Go ahead: Define your own areas of underachievement. You’ll have the shocking realization that good enough is good enough.

And isn’t that what “success” is all about? Feeling great about yourself (so you can make others feel great)? Let’s stop over-complicating it.

Honorable Mentions

These are the three insights that have impacted me on a highly personal level — so much so that I want to tape them on my wall. Tattoo them on my soul. Share them with you.
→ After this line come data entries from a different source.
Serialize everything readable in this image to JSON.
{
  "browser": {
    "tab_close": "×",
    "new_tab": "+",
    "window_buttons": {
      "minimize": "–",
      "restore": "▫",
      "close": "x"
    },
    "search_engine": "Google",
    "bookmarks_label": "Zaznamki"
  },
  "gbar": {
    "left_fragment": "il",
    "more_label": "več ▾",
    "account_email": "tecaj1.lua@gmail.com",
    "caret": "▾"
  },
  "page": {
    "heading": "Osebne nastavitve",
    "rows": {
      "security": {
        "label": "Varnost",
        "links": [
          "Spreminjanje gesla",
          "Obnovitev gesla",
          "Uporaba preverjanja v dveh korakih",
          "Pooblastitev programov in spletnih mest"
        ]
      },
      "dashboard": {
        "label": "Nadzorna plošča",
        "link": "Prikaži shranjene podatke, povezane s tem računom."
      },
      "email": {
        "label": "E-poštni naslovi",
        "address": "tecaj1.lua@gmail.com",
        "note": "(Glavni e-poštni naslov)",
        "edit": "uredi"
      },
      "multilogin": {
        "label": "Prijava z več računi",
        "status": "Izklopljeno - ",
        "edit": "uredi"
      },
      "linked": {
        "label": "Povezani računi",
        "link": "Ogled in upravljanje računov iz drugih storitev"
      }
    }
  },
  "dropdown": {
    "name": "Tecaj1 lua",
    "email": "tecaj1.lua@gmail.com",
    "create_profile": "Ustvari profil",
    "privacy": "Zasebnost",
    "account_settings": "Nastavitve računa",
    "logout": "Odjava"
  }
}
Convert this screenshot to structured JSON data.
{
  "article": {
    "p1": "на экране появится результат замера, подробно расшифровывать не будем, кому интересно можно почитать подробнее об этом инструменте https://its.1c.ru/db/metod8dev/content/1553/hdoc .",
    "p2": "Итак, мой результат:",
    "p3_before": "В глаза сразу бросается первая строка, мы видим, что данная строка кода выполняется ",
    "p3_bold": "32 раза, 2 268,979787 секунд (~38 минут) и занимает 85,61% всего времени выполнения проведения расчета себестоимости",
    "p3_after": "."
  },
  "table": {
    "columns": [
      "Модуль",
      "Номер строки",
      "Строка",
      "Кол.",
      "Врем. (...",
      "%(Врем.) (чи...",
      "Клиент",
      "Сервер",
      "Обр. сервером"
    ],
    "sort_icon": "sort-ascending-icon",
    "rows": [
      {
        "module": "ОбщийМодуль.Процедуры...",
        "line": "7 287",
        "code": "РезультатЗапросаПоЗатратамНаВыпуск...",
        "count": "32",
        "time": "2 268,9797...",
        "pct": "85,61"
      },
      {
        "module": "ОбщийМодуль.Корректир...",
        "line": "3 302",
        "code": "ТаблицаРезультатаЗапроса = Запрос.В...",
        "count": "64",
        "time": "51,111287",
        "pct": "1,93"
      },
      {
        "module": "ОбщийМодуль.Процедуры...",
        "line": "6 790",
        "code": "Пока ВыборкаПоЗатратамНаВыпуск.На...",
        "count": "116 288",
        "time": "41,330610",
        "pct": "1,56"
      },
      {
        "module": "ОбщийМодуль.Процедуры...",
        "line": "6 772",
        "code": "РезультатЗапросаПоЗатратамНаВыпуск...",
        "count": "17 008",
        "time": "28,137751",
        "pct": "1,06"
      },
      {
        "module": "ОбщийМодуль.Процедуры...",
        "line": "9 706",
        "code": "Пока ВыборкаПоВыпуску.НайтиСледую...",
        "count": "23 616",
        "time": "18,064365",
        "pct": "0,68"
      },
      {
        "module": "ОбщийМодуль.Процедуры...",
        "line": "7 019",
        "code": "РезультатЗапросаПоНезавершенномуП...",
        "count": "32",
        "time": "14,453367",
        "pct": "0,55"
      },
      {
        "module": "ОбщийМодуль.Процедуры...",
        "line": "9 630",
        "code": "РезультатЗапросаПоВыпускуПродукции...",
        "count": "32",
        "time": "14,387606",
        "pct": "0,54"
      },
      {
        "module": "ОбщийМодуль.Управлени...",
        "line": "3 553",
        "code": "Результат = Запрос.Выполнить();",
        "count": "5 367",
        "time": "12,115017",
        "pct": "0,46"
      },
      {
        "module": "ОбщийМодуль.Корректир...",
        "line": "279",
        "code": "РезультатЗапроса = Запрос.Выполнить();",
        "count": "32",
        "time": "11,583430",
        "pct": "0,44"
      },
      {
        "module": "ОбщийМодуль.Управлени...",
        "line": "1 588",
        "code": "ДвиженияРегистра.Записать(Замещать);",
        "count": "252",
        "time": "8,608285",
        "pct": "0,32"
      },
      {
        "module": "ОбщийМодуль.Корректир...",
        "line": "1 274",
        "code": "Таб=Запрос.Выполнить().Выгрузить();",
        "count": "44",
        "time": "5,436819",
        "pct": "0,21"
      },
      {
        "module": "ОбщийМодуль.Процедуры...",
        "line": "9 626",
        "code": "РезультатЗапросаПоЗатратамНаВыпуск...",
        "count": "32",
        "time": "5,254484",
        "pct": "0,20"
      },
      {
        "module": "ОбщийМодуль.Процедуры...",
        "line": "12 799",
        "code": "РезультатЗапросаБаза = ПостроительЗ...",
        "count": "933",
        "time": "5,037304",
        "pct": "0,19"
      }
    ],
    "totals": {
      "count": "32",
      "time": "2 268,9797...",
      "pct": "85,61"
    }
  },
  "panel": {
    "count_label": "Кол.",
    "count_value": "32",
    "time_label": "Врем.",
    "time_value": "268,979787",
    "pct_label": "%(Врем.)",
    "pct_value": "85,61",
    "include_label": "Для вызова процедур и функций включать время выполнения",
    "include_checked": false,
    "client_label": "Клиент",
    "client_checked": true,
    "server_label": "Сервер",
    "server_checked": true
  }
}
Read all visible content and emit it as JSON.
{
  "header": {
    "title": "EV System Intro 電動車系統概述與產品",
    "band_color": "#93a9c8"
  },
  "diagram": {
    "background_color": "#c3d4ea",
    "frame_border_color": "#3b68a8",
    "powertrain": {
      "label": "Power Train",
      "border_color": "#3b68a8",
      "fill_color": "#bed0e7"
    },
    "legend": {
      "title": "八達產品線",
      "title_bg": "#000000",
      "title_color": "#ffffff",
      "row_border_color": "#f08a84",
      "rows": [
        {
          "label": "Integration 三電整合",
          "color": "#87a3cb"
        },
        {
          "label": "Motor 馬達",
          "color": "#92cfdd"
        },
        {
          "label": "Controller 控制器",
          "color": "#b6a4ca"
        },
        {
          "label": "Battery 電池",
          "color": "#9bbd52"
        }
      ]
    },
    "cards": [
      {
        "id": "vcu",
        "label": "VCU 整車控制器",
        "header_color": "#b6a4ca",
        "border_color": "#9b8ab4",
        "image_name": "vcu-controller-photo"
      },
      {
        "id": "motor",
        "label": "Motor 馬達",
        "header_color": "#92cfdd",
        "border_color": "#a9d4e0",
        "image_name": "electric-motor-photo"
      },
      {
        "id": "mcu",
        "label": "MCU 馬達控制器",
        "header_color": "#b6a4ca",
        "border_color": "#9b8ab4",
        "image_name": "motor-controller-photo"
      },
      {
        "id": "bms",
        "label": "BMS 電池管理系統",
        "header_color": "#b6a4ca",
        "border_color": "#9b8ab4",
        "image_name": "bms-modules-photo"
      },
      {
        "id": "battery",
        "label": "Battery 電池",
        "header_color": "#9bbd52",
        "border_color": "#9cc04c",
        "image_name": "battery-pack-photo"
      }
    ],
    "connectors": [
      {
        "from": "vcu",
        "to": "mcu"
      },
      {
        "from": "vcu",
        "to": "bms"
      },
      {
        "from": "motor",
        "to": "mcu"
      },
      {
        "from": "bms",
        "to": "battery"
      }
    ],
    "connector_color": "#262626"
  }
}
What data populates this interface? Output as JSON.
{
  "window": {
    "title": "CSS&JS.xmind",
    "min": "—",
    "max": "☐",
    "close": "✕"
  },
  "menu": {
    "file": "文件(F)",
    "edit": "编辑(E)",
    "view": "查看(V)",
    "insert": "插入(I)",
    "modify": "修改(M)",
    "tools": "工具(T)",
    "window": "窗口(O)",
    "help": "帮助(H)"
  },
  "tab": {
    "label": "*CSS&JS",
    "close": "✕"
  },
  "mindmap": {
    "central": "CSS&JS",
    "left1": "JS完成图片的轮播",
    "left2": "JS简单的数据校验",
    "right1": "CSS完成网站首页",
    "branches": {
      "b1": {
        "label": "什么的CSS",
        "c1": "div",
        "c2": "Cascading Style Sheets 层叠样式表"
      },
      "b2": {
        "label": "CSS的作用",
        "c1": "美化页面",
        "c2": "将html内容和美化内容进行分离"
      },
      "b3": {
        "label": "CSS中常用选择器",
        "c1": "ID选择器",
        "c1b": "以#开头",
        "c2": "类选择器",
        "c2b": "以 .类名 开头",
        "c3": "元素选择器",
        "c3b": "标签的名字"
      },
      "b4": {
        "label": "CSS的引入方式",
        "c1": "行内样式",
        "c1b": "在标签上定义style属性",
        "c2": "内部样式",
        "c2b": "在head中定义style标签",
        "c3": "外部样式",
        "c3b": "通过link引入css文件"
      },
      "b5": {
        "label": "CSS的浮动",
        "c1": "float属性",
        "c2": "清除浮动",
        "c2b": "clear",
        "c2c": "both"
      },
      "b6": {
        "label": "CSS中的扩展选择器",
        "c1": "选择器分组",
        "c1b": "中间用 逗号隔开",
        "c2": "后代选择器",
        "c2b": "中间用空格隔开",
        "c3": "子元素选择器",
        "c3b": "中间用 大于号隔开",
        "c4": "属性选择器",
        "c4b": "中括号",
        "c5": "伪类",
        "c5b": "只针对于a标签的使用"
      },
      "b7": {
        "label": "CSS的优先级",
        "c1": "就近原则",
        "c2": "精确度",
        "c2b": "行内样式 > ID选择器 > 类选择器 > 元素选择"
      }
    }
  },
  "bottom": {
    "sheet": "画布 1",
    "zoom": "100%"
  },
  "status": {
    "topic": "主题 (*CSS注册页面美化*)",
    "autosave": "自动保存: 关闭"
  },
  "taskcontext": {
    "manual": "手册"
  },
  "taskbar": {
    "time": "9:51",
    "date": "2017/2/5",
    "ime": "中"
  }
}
And yet, I hope it comes without false complacency that I had a lot more valuable insights this year. Here are a few honorable mentions:

  1. Catastrophes can also be curiosities. Instead of labeling an event with “That’s awful,” try it with, “That’s interesting.”
  2. Too many problems are problematic, but some problems are nice. A life devoid of all problems would contain nothing worth doing and would therefore be meaningless. The chief task of life, then, is to worry about the right problems.
  3. Just because something is good on paper, doesn’t mean it’s good for you. Sure, you can move to Finland — the happiest country in the world. But that’s a long way from making you the happiest person in the world. Likewise, waking up at the crack of dawn won’t transform you into a God if you’re a night owl. Find your own frequency. Get in harmony with yourself. 
  4. A recipe for misery: Looking for things outside of yourself that can only be found inside yourself, and looking for things inside yourself that can only be found outside of yourself.

I never say it enough, so from the bottom of my heart: Thanks for reading. Whether this was the first thing you read from me or if you’re a long-time follower — thank you, thank you, thank you. My 2022 got significantly better because of you. If the reverse is only remotely true, that’d mean the world to me.